Portion Size your downfall?
I wrote this to my Healthy Habits Hub for Weightloss Facebook Group, I thought it may be useful her also
– 😋Number one rule…. CHEW you food WELL – there are sensors around your stomach that will tell your brain it is at it’s capacity. If you eat too quickly the brain doesn’t get the message in time and before you know it you’ve woofed too much. Food is yummy! Don’t deprive yourself of the sheer pleasure, take the time to really enjoy and savour the flavour. Put your utensils down between bites and don’t swallow until it’s fully mashed and mushed! So much better for your digestion as well as the enzymes in your saliva have a chance to begin breaking down the food.
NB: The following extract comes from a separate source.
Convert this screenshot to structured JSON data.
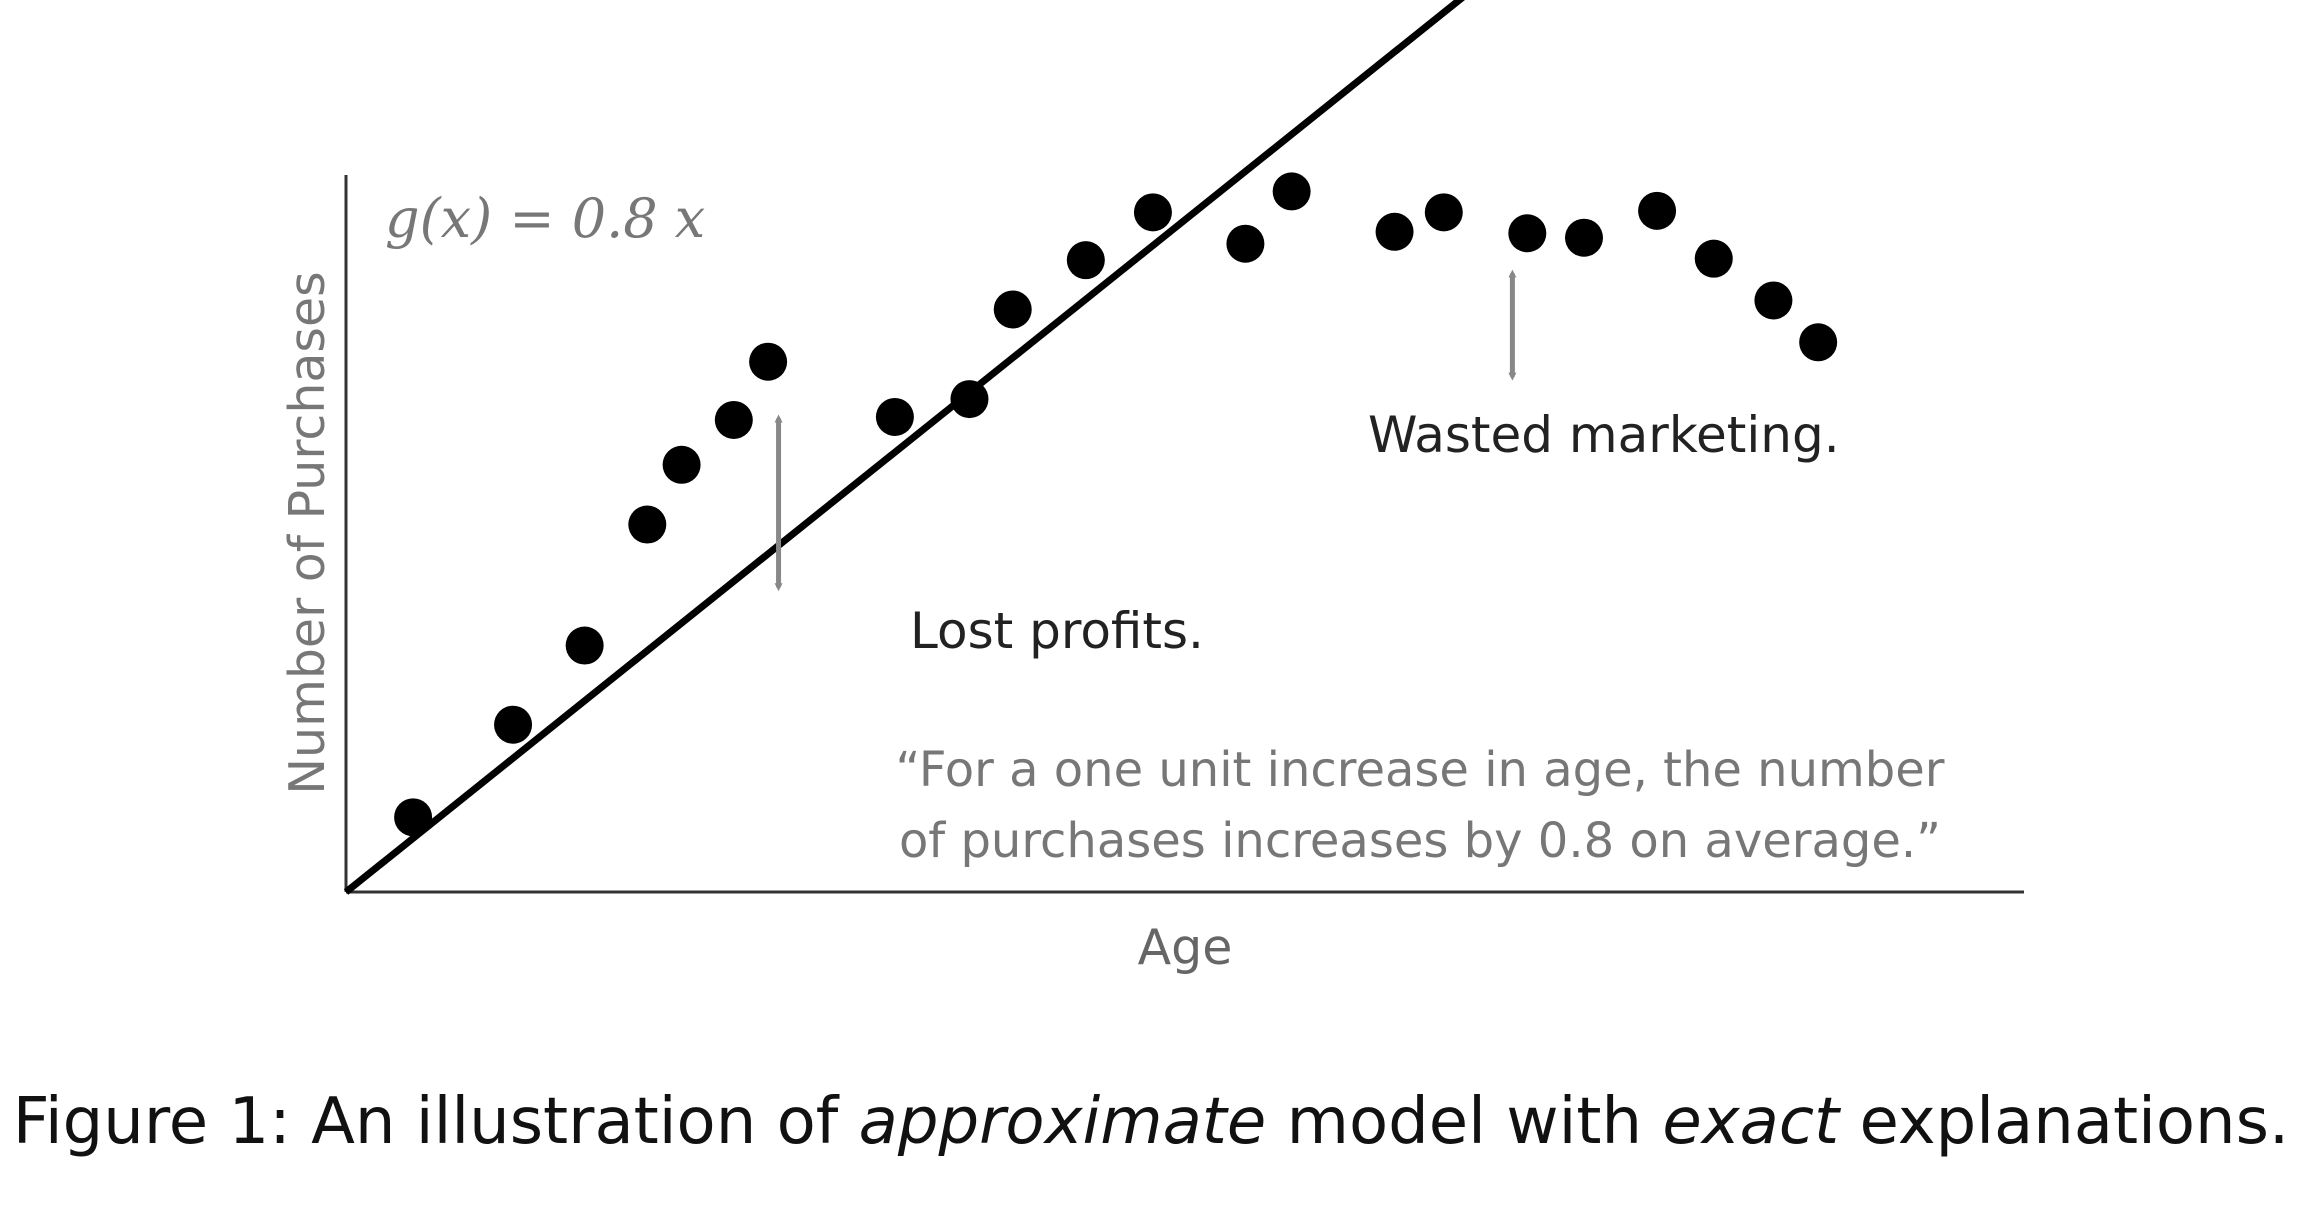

I’m sorry to say if you are used to having large heavy meals you will have to go through some harder times to start as your stretched stomach will not be able to pass on the full signals, but your stomach will eventually tighten and appetite will reduce.
– 🥛I don’t like to advise drinking water while eating as it dilutes the digestive juices working so hard to digest your meal, but in this case having a large glass or more of water 5-10 minutes before serving will help to increase the feeling of fullness.
– 🥦I rarely have a small meal but what is on my plate is LOTS of vegies. In my detox I encourage unlimited green leafy. Not only are they great for your body nutrition wise but vegies are commonly less calorie dense and more importantly have lots of fibre which among other wonderful things will fill you up.
– Of course you all know the old trick of smaller plate, it sounds corny but it does help.
– And of course start with serving your meal size correctly, don’t have food on the table to share (so you can without thought keep nibbling, serve on to individual plates.
– If you are a guest ask if you could have more vegies, no gravy, small serve of meat,
– get serious and firm with loved ones, if they love you they will help you.
– …… and again chew your food. Try it for a week, count 30 chews if you need. see how you go.